There are some things barbecue champions have that home cooks don’t: years of experience on the competition circuit; proprietary recipes and secret ingredients; and fancy, commercial equipment. There’s not much we can do about the first two, but we can show you how to get your charcoal grill to behave like a commercial smoker.
Commercial smokers have fireboxes set away from the smoking chamber, so the meat is never too close to the fire. This indirect cooking allows the meat to retain moisture while it slowly tenderizes and soaks up smoke flavor over multiple hours. It’s the key to irresistibly tender long-smoked beef ribs, pork ribs, barbecue pork, and—the holy grail of smoked meat—Texas-style brisket.
The charcoal grill you have in your backyard doesn’t have a smokebox. In order to replace the coals while your slow-smoking meat is on the grill, you’d have to open the grill, letting out all the heat in the process and making it difficult to maintain a steady temperature inside the grill.
This is where you should take a cue from those barbecue champions. There’s a grill setup used on the competitive barbecue circuit that you can replicate on your home grill. It’s called the “charcoal snake,” and when it comes to slow-smoking meats at home, it’s a game changer. (After grilling 497 pounds of beef, Cook’s Country grilling expert Morgan Bolling found it was the key to unlocking Texas-level smokiness in her Texas Barbecue Brisket recipe.)
A charcoal snake is a C-shaped array of briquettes that slowly burns from one end to the other. With wood chunks on top, it provides hours of low, slow, smoky heat without the need to open the grill or refuel. Precisely configuring the briquettes and wood chunks into a snake provides about 5½ hours of slow, gentle heat without having to open the grill to refuel.
Here’s how to set it up on a standard 22-inch charcoal grill:
1. Count out two piles of 58 briquettes. Arrange one pile of briquettes, side by side, on the outside of the bottom grate to form a C shape along the perimeter of the grill; there should be about 8 inches between the ends of the snake. Arrange the second pile of briquettes on top of the first layer (see photo, above left).

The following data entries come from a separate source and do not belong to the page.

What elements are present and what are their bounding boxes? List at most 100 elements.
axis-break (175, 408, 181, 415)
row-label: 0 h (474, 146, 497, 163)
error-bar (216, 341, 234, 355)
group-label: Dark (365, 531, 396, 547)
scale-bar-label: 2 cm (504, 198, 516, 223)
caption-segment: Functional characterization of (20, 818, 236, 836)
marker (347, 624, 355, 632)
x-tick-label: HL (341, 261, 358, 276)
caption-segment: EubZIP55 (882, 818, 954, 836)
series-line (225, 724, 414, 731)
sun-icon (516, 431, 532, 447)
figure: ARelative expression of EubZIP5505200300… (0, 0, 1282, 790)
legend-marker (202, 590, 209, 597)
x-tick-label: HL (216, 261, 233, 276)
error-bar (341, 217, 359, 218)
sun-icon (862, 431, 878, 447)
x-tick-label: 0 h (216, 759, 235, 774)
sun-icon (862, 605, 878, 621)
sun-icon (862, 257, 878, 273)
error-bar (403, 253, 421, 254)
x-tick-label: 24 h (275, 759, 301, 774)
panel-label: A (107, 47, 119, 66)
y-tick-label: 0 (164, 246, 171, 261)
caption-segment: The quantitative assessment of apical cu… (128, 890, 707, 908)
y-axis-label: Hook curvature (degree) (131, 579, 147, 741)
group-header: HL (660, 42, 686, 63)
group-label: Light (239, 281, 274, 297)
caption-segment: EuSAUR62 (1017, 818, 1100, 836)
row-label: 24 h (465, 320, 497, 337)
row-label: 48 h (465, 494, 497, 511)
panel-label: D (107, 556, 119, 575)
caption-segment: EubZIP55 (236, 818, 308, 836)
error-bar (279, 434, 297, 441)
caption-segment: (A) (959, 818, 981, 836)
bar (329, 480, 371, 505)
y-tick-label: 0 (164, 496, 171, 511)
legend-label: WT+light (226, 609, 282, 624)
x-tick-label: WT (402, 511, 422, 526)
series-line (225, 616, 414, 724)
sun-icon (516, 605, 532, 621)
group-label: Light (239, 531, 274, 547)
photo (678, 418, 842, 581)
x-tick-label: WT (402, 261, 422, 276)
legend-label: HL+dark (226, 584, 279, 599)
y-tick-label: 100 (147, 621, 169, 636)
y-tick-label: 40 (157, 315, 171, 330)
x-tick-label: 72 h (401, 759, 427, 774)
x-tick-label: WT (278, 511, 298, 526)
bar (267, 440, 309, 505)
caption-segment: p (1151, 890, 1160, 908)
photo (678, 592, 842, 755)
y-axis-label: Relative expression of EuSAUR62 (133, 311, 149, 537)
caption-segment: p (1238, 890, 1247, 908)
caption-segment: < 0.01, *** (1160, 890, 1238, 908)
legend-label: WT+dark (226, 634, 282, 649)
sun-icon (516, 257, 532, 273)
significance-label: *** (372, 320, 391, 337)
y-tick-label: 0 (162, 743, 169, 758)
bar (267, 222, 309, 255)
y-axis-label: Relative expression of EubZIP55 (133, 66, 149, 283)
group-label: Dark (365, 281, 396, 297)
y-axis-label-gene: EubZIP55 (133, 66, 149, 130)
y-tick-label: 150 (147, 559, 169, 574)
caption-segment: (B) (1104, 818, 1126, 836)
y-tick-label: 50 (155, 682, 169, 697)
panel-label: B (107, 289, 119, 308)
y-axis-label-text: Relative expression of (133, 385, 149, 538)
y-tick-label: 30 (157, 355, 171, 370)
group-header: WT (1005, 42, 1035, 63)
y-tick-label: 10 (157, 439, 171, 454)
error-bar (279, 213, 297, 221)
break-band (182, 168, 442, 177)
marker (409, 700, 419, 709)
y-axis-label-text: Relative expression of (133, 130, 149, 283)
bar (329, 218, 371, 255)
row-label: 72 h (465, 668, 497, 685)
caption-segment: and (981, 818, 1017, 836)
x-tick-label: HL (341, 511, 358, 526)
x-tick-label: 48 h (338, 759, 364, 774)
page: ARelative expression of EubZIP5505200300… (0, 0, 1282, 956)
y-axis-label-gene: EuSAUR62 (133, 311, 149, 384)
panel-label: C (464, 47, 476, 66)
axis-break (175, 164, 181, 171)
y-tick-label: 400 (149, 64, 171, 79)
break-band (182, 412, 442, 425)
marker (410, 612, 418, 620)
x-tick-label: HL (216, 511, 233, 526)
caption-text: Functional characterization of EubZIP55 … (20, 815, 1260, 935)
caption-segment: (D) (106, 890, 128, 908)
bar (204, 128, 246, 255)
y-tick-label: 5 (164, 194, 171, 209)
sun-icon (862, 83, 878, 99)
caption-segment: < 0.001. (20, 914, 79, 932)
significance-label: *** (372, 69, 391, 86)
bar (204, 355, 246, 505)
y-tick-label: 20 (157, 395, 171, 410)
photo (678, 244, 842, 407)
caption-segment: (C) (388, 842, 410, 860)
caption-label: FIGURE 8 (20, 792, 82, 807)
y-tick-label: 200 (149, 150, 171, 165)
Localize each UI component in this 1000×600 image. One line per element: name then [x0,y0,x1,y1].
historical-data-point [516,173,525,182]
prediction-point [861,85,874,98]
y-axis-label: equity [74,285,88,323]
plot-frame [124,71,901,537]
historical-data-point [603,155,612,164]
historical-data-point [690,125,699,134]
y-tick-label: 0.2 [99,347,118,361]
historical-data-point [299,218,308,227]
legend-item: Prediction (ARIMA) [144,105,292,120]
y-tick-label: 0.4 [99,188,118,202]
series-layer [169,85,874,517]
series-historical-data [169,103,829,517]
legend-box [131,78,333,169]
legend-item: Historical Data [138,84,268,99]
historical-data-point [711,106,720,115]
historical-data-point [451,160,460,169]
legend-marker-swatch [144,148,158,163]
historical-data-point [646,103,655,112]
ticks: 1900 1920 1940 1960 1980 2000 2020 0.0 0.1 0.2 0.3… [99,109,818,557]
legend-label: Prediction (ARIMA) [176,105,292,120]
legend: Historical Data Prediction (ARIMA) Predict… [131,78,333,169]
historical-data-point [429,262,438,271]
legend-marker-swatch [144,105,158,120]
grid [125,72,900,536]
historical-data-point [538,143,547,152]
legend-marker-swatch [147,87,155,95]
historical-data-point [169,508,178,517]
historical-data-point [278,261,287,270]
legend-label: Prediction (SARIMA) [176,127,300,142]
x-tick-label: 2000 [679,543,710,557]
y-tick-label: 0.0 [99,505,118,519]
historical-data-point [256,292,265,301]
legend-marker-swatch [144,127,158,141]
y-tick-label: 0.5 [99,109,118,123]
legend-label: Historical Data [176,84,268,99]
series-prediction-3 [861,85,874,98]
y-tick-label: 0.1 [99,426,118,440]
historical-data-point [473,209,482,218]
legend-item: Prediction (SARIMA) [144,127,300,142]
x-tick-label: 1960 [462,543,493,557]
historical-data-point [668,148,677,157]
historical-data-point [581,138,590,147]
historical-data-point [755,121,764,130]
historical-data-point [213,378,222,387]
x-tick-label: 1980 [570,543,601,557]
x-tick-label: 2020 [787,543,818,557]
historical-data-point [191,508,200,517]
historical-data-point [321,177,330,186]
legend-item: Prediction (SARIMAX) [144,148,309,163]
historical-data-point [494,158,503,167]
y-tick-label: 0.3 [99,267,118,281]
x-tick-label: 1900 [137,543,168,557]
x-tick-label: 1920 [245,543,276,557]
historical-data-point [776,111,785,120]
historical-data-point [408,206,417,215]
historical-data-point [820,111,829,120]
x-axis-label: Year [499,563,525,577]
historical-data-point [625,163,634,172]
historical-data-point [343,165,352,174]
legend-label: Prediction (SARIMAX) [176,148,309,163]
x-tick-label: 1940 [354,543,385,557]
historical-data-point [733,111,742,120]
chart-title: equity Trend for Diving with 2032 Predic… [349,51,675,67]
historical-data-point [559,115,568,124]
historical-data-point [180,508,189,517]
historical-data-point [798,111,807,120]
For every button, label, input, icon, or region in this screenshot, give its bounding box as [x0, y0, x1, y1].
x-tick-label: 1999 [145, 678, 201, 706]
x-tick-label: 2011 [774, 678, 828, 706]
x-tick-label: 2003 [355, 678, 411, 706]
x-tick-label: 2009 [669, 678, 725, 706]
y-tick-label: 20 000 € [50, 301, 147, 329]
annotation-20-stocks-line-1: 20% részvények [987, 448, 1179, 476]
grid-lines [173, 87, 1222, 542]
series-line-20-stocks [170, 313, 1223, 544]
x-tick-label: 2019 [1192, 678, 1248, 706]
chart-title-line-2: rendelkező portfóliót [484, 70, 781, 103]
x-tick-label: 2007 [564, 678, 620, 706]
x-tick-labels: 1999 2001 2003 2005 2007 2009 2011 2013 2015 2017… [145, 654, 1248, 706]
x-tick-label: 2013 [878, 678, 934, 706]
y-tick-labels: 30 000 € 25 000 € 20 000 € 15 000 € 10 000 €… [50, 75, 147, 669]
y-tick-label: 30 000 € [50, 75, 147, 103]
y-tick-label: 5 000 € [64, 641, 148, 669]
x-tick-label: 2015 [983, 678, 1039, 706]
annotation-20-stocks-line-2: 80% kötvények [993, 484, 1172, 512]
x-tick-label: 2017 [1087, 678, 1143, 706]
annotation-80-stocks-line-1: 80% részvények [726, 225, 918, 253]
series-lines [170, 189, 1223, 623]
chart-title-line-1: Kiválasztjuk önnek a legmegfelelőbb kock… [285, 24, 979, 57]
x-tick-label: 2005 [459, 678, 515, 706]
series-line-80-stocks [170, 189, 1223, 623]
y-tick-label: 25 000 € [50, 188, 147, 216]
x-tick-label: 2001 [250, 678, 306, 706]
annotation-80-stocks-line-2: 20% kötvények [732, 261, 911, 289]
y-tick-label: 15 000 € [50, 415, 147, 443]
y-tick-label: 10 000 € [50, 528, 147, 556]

2. Evenly space the wood chunks on top of the second layer (see photo, above right). A disposable pan of water fits neatly in the middle.
To start the snake, pour 10 hot briquettes from a chimney starter over one end. This creates a domino effect. The coals will smolder slowly from one end to the other, creating a steady temperature of 275 degrees inside the grill. Most of our recipes that use a charcoal snake also call for placing a disposable aluminum pan in the center of the grill and filling it with water, which helps regulate temperature and provides some moisture.
You may not have the title of barbecue champion, but with this grill setup, you can cook like one.